Bryan Johnson: I mean if you're talking about social and moral ethics about this thing, it just started, my father, who's 70 years-old, started reporting to me his cognitive decline. And he's a lawyer, he would do anything to keep his mental acuity. And so we put him on Blueprint. And he came back and he said Bryan, I have to tell you, when you start losing your mind, you don't know like when it comes back, then you become aware of what you've lost. And so I said, Dad, I'll do anything to help you keep your mind like I understand you're losing your existence. And in that moment, I said, if these plasma infusions are potentially a helpful thing for you, I'd be more than willing to do it. My son overheard my father and I talking, he's like, Dad, I'll do it, too. I'm in. He’s fully on Blueprint. He's been on Blueprint for multiple years, his friends are on Blueprint. They get it, they want it. So people presuppose so many things about Blueprint, they assume so many things without catching themselves, that these are ideas they have in their mind and zero knowledge of anything going on inside of my world. And so it just, it's a good reminder that we have these default thought processes, but they really paint a picture different than reality.
Alyson Shontell: So what's your end goal here? And will you ever stop? Is this going to be the rest of your life, being surrounded by 30 doctors, $2 million spent a year retrieving the body of an 18 year-old in all ways. Or, you know, do you at some point plan to like go off into the sunset and eat a burger?

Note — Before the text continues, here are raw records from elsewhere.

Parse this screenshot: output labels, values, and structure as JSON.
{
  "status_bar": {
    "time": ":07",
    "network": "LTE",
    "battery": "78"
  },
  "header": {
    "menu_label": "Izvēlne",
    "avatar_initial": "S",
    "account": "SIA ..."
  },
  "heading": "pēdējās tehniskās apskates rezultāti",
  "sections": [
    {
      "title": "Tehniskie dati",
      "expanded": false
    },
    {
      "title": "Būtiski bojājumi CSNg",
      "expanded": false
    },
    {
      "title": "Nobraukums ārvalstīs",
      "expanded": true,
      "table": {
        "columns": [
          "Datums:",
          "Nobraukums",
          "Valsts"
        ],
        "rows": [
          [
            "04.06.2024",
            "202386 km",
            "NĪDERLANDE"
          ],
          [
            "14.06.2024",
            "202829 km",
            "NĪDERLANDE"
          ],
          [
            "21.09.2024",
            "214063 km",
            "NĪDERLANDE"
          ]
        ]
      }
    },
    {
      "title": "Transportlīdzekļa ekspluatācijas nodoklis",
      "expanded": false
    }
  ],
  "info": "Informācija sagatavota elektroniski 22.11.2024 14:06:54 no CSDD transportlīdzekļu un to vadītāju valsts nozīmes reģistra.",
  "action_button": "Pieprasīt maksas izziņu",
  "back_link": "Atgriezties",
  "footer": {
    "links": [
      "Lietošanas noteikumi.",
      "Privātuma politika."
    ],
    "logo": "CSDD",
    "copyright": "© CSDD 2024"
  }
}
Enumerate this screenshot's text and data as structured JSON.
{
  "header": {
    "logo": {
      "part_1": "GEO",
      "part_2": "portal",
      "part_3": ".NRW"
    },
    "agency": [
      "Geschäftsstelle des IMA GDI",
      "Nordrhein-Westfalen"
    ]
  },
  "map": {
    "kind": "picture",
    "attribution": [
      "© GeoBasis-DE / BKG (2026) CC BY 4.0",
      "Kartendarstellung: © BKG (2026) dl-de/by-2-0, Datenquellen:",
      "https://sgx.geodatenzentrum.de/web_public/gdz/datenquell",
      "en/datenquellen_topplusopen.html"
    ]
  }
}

Bryan Johnson: I mean, no, I don't desire cheat days. This is the thing everyone presupposes to that I somehow desire a pizza or doughnut. I don't. It makes me sick to think about it. But I'd say the - if this is a question of like, what is the meaning of life? Like, is the meaning of life to cheat and get these cheap thrills of doughnuts? To me, lucky us, we exist. Everything we do on top of that is a benefit. And this is why I go back on the humanities to-do list. Don't die, don't kill each other, don't destroy the Earth and align with A.I. We have a specific set of objectives to achieve right now. And if we squander this opportunity it could be ... we have the potential of existing in the most extraordinary existence in the history of the galaxy potentially. If we sober up and see this moment for what it is, we may behave very differently.
Alyson Shontell: Bryan, thank you so much for sharing your plan and insights with us. We appreciate your time here today.